Indications pour modifier :

Le mari trahi, la femme trahie peuvent être plus ou moins puissants et sympathiques que les deux meurtriers. L’aveuglement de cette victime désignée sera plus ou moins complet aux divers instants de l’action ; s’il se dissipe, légèrement ou davantage, cela tiendra soit à quelque hasard, soit à tel acte imprudent de ses ennemis, soit à un avertissement, etc.
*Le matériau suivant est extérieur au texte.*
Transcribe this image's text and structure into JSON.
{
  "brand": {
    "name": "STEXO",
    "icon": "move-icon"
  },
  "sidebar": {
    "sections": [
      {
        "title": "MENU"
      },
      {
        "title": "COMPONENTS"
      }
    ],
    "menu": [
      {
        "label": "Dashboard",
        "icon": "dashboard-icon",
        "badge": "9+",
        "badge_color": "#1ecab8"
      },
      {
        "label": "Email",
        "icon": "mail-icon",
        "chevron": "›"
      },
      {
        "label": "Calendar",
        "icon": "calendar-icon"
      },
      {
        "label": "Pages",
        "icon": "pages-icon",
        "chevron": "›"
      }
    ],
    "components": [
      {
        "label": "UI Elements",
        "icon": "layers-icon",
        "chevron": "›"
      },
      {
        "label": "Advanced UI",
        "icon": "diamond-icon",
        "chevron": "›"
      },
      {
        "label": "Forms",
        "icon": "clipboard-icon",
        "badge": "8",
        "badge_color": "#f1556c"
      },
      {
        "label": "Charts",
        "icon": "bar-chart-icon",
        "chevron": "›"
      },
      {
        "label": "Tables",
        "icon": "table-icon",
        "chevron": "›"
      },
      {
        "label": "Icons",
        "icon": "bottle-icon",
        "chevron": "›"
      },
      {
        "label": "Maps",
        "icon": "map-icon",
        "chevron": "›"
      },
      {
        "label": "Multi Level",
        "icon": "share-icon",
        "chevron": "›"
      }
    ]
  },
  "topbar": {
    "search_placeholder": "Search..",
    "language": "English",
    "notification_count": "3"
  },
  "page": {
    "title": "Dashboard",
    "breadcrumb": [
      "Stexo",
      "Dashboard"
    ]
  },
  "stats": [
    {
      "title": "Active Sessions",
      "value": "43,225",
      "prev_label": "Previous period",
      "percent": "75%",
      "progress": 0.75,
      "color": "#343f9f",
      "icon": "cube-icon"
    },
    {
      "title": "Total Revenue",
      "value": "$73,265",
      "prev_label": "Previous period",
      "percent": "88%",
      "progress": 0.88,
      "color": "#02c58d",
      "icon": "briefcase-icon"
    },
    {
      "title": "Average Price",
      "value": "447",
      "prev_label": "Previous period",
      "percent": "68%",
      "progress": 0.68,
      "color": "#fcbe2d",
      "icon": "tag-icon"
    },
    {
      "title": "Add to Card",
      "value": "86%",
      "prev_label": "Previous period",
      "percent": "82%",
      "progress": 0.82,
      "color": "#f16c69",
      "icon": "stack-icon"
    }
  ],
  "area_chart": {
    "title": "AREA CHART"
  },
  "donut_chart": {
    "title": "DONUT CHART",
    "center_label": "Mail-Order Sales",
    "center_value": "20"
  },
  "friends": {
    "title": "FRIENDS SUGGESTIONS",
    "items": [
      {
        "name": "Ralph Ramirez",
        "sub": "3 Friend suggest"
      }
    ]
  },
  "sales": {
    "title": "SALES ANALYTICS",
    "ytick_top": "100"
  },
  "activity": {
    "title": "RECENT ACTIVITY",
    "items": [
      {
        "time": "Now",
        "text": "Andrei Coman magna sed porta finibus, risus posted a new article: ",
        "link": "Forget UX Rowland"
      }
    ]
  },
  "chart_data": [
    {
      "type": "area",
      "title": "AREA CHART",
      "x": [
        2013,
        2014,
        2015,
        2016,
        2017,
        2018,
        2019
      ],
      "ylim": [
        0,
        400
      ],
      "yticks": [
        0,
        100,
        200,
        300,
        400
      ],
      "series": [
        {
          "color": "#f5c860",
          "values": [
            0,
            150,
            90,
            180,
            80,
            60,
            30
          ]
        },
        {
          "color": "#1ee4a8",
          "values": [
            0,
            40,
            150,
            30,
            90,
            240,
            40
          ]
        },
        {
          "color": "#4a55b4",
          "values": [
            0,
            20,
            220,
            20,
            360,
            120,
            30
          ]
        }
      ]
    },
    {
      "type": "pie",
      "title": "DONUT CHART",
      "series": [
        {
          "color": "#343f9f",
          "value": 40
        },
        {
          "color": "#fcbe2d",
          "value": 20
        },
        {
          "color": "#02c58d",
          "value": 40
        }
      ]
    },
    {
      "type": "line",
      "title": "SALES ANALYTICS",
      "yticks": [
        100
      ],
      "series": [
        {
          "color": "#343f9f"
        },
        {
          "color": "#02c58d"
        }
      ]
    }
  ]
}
Entre la Victime et l’Adultère venu du dehors, des liens d’affection, de devoir, de reconnaissance auront existé antérieurement, du fait de l’un ou de l’autre des deux. Ils peuvent être parents ; ils peuvent se trouver réunis par quelque œuvre, quelque responsabilité commune. Poursuivie en pleine lumière, ou guettée du fond de l’ombre, la Victime sera, je suppose, l’objet d’une ancienne rancune, dans un cas de la part de son conjoint, dans un autre de la part de l’Étranger ; cette rancune aura pour origine l’une des offenses imaginables envers un être humain, qu’il ait été blessé dans ses affections familiales, amoureuses, humanitaires, religieuses, idéales, etc., dans ses fiertés (pudeur, titre de naissance, gloire…), dans ses intérêts (argent, biens, pouvoir, liberté), dans n’importe lequel, enfin, de ses rayonnements extérieurs.

Au gré de l’auteur : des deux Adultères, l’un représentera l’instrument passionné ou résigné, ou inconscient, ou involontaire, de l’autre, et s’en verra, par exemple, rejeté ensuite, le but une fois atteint ; un seul de ces deux traîtres aura frappé ; aucun des deux même n’aura trempé ses mains dans le forfait, dont l’exécuteur sera quelque nouveau personnage, inconscient, involontaire, ou, tout simplement, épris d’un des deux Adultères, — qui aura utilisé, dirigé cette passion, ou l’aura laissée aller, de son propre mouvement, à la fin criminelle et souhaitée.

Une multitude d’autres rôles seront, à degrés divers, des moyens employés, des obstacles, des victimes accessoires, des complices ou des co-intéressés à l’acte sinistre ; et celui-ci s’accomplira selon un choix quelconque des multiples circonstances que le Code a prévues, avec les divers détails que les tribunaux enseignent.

Voulez-vous compliquer l’action : entrelacez-y une rivalité de proches (comme l’a fait Léon Hennique), un amour contre nature (voir Chrysippe d’Euripide), une conspiration, un projet ambitieux.

XVIe SITUATION
Folie

(Le Fou — La Victime)

L’origine des actes se perd dans un mystère effrayant, où l’antiquité croyait voir le sourire cruel d’un dieu, où notre science, après la sagesse chinoise, croit reconnaître le désir, prolongé, d’un ancêtre… Réveil frissonnant de la raison, lorsqu’elle trouve à ses côtés son destin jonché de cadavres ou de déshonneurs, que l’autre, l’inconnu, vient d’y répandre à plaisir ! Comme autour de cette calamité, plus grande que la mort, nos proches pleurent et tremblent ! comme leurs esprits doutent de tout ! Et les victimes dont les cris se perdent en les cieux muets, les aimés poursuivis avec rage et ne comprenant plus… Que d’inconsciences : folie, possession, aveuglement divin, hypnose, ivresse, oubli.

A 1 — Par folie tuer ses proches : — Les Tisseurs de filets et Athamas d’Eschyle, les Hercules furieux d’Euripide et de Sénèque, Ino d’Euripide.